Still, so far a distance leaves a copper taste in her mouth and a dreading anxiety in her chest. She can’t keep them safe if they were at the bottom of the ocean. She glances to Ellie-and sees she’s got a note of some kind, brightening up with a nod and pocketing whatever it had been.

An army and leagues of water. Not even Paul could reach them there.

Elias brings up Nergal, and that's about when she has to step away. There were still pots to wash, and that'd keep her busy-she still felt physically ill anytime she thought about Jenna being in that warzone, even though she had been there with Elias. They'd come through. It was alright, they'd made it just fine.

“Fourish, fiveish months? My Dad’s been talking to me again for maybe two.” She didn’t take that for granted, anymore. Not after the months and months he’d cut her out. Jenna didn’t hold it against him, didn’t even quite remember the hurt anymore-just the relief after. That being Velocity, that doing what she was compelled to do might not cost her the esteem of her parents after all.

Especially her dad. Her mom was a near wreck no matter what was going on, but for him to be rattled-well.

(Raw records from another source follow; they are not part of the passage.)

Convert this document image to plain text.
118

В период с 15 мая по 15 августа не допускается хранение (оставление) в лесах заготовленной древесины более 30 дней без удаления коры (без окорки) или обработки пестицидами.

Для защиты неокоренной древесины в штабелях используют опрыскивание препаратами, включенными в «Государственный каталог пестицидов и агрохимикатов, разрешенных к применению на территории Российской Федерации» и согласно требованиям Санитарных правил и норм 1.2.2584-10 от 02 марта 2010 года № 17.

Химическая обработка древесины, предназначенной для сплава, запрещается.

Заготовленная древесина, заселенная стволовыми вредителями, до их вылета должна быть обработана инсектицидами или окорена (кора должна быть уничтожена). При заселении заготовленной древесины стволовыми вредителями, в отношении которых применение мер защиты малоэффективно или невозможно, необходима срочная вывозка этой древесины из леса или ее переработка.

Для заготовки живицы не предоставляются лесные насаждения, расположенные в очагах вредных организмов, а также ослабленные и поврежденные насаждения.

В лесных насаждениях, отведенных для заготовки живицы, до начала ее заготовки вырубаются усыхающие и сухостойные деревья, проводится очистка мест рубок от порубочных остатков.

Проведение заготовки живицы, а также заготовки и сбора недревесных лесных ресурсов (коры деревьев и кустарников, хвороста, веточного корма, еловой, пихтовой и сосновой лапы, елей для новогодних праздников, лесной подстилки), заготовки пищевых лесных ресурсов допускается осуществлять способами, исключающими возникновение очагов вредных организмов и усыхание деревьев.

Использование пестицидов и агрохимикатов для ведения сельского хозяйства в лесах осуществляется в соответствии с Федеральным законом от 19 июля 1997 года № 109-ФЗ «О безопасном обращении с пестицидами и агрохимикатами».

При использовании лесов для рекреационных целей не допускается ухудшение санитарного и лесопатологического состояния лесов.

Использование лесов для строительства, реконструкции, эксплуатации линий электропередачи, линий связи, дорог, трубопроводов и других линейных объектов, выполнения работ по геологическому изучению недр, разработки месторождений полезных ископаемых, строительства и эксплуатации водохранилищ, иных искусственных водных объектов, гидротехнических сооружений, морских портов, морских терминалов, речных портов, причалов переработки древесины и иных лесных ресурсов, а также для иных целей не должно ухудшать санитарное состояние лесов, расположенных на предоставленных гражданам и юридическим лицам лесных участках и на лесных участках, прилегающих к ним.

He ruffles her hair and Jenna huffs a laugh, that faint feeling of embarrassment again. “By accident, maybe. This is...I mean.” She looks around at the gathered heroes, from Vivienne to Lana to Sarah and Ellie, Tweedledee-and then finally Elias again. “I’m just happy to be here with any of you, let alone all of you together.” And she means it. The girl had no poker face, none at all. She was earnest in everything she said and did.

“Velocity started out as a part time kind of...volunteer gig, you know? And I think, last few months-I think it finally feels...real. Ups and downs and all, it feels real. Feels right.”

Both Lana and Sarah were watching her, the former giving a laugh while the latter smiled faintly. Jenna had told her the mask had ruined her life the night she left the Tower.

“I would hope so!” Lana was saying, drawing her into a sideways hug. “You’ve only been doing it for what-nearly two years now? I think Marie said eighteen months? And starting off solo, ‘volunteer gig’ or not-even Laura learned the ropes with backup in Sam and I. The job was meant for you to inherit, kid. She’d be proud.”

A reddish undertone was rising beneath her bronze skinned cheeks, and Jenna wiggled out of the hug that was pinning her arms to her sides. “W-well, good, because I’m trying hard at it.” A bit of awkward laughter. “But you know what I can do besides eat? Dishes. Super, duper, fast dishes.” And she pushed her chair back to gather up what empty plates there were, leaving those still working at their dinner alone.

She feels warm in her chest, and this unique family life was...well, it was nice. She’s gained much more than she’s lost, and here was the proof.

And as usual and no matter what was going on, Jenna was happy.